The Homeless Living Room
MTD Denies New Noise's Request to Sublease for Drug- and Alcohol-Free Music Venue
New Noise Music Foundation’s plan to bring back The Living Room, a drug- and alcohol-free music venue, hit a wall when the Metropolitan Transit District (MTD) unanimously rejected the foundation’s request to sublease one of its properties at 5353 Overpass Road in Goleta. On Tuesday, Jeff Theimer, New Noise’s executive director, presented the plan — to convert the space to a teen-friendly music hot spot — to MTD’s board of directors. MarBorg Industries, which currently rents the location, had offered to let New Noise use the building for free.
“We’re extremely disappointed with the decision,” Theimer said afterward. “We’ve been working on this presentation for two months, looking for a location for two years. It was shot down in a matter of minutes. It would’ve been nice to have had some more conversation.” Chairperson Dave Davis and Brian Fahnestock recused themselves from the meeting due to conflicts of interest.
General Manager Sherrie Fisher was the first to speak during the public meeting. Though she was impressed by the proposal, she recommended against it. “It would be difficult for MTD, liability-wise,” she said. “At some point MTD will want that property back to sell or use as a bus yard. It will be hard to take it back.”
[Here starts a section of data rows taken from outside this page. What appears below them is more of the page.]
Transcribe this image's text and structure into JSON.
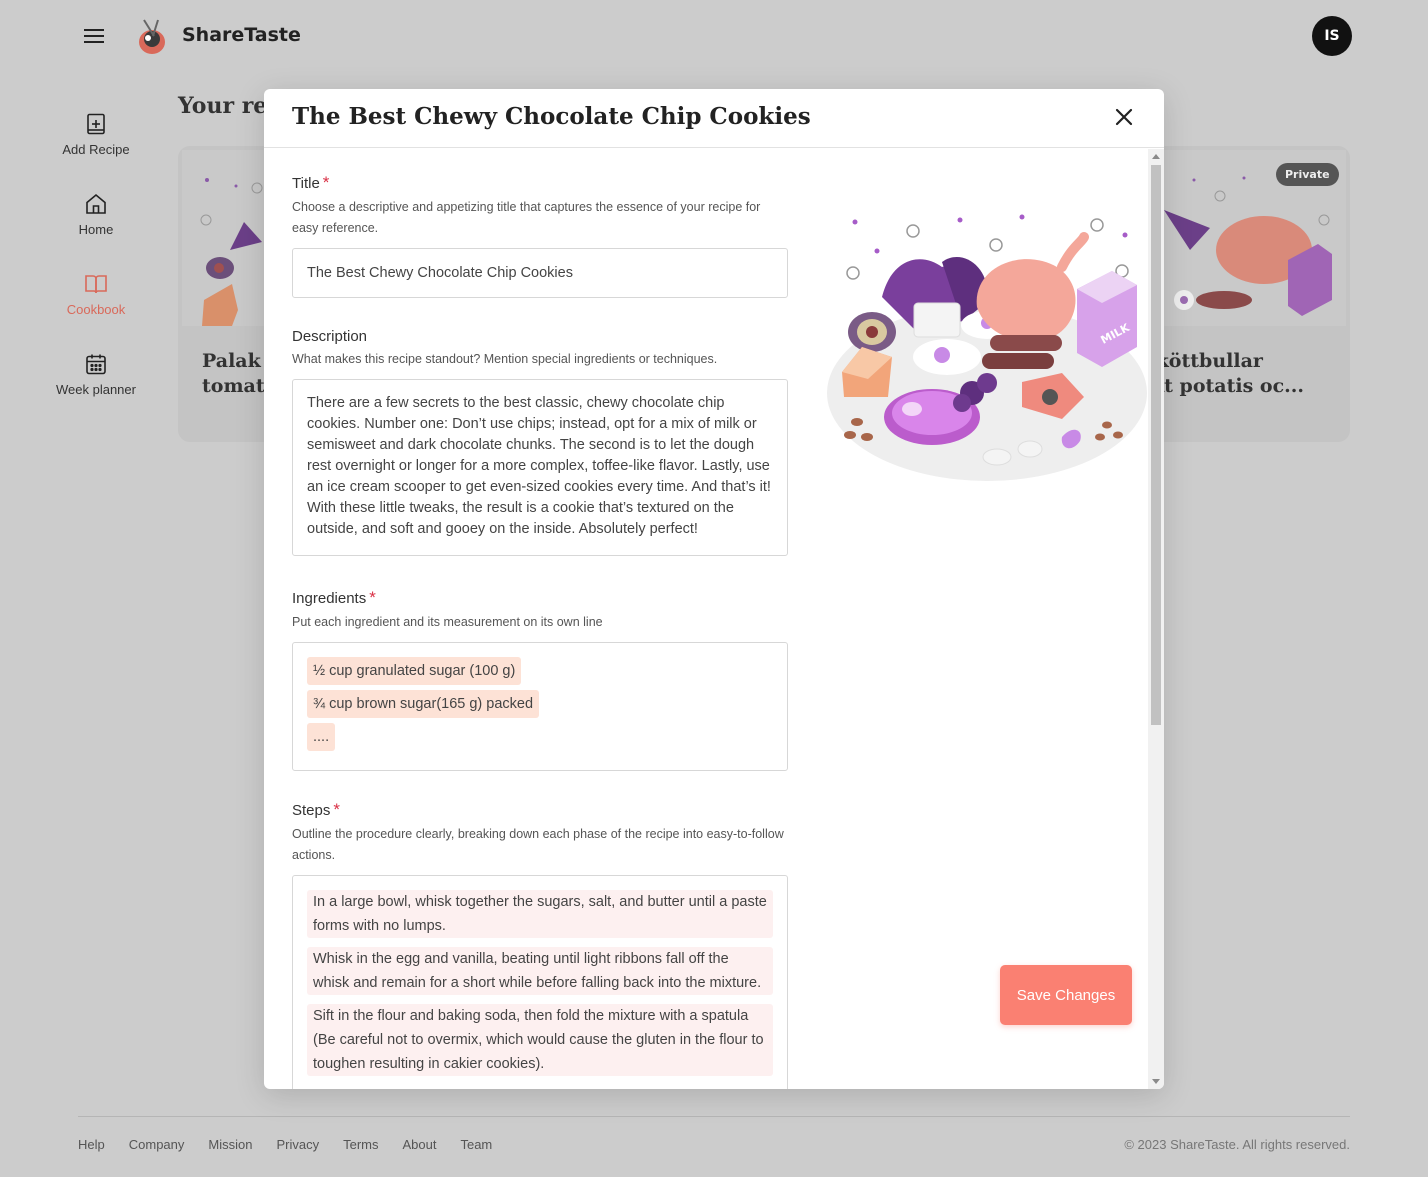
{
  "app": {
    "brand": "ShareTaste",
    "avatar_initials": "IS"
  },
  "sidebar": {
    "items": [
      {
        "label": "Add Recipe",
        "icon": "add-recipe-icon"
      },
      {
        "label": "Home",
        "icon": "home-icon"
      },
      {
        "label": "Cookbook",
        "icon": "book-icon",
        "active": true
      },
      {
        "label": "Week planner",
        "icon": "calendar-icon"
      }
    ]
  },
  "page": {
    "heading": "Your re",
    "cards": [
      {
        "title_line1": "Palak p",
        "title_line2": "tomat"
      },
      {
        "title_line1": "s köttbullar",
        "title_line2": "okt potatis oc...",
        "badge": "Private"
      }
    ]
  },
  "modal": {
    "title": "The Best Chewy Chocolate Chip Cookies",
    "title_field": {
      "label": "Title",
      "help": "Choose a descriptive and appetizing title that captures the essence of your recipe for easy reference.",
      "value": "The Best Chewy Chocolate Chip Cookies"
    },
    "description_field": {
      "label": "Description",
      "help": "What makes this recipe standout? Mention special ingredients or techniques.",
      "value": "There are a few secrets to the best classic, chewy chocolate chip cookies. Number one: Don’t use chips; instead, opt for a mix of milk or semisweet and dark chocolate chunks. The second is to let the dough rest overnight or longer for a more complex, toffee-like flavor. Lastly, use an ice cream scooper to get even-sized cookies every time. And that’s it! With these little tweaks, the result is a cookie that’s textured on the outside, and soft and gooey on the inside. Absolutely perfect!"
    },
    "ingredients_field": {
      "label": "Ingredients",
      "help": "Put each ingredient and its measurement on its own line",
      "items": [
        "½ cup granulated sugar (100 g)",
        "¾ cup brown sugar(165 g) packed",
        "...."
      ]
    },
    "steps_field": {
      "label": "Steps",
      "help": "Outline the procedure clearly, breaking down each phase of the recipe into easy-to-follow actions.",
      "items": [
        "In a large bowl, whisk together the sugars, salt, and butter until a paste forms with no lumps.",
        "Whisk in the egg and vanilla, beating until light ribbons fall off the whisk and remain for a short while before falling back into the mixture.",
        "Sift in the flour and baking soda, then fold the mixture with a spatula (Be careful not to overmix, which would cause the gluten in the flour to toughen resulting in cakier cookies)."
      ]
    },
    "required_mark": "*",
    "save_label": "Save Changes"
  },
  "footer": {
    "links": [
      "Help",
      "Company",
      "Mission",
      "Privacy",
      "Terms",
      "About",
      "Team"
    ],
    "copyright": "© 2023 ShareTaste. All rights reserved."
  },
  "colors": {
    "accent": "#fa8072",
    "active_nav": "#d9695a",
    "chip": "#fde2d6",
    "required": "#d93045"
  }
}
Olivia Rodriguez, the board’s secretary, concurred, saying she was familiar with the location. “This is not the right facility,” Rodriguez said. “It’s dangerous and dirty.” Chuck McQuary brought up other concerns. “Believe me, accessibility issues are huge. There’s virtually no lighting, no crosswalks, no stop signs,” McQuary said, pointing out that the space is in an industrial area. Vice Chair Roger Aceves spoke last, congratulating New Noise on trying to bring The Living Room back. “But I would encourage you to find someplace else,” he said. Despite the major setback, Theimer remained optimistic. “The Living Room will be the biggest thing to happen to music in Santa Barbara since it went away nine years ago,” he said. “We’ve got a lot of community support. The fight will continue.”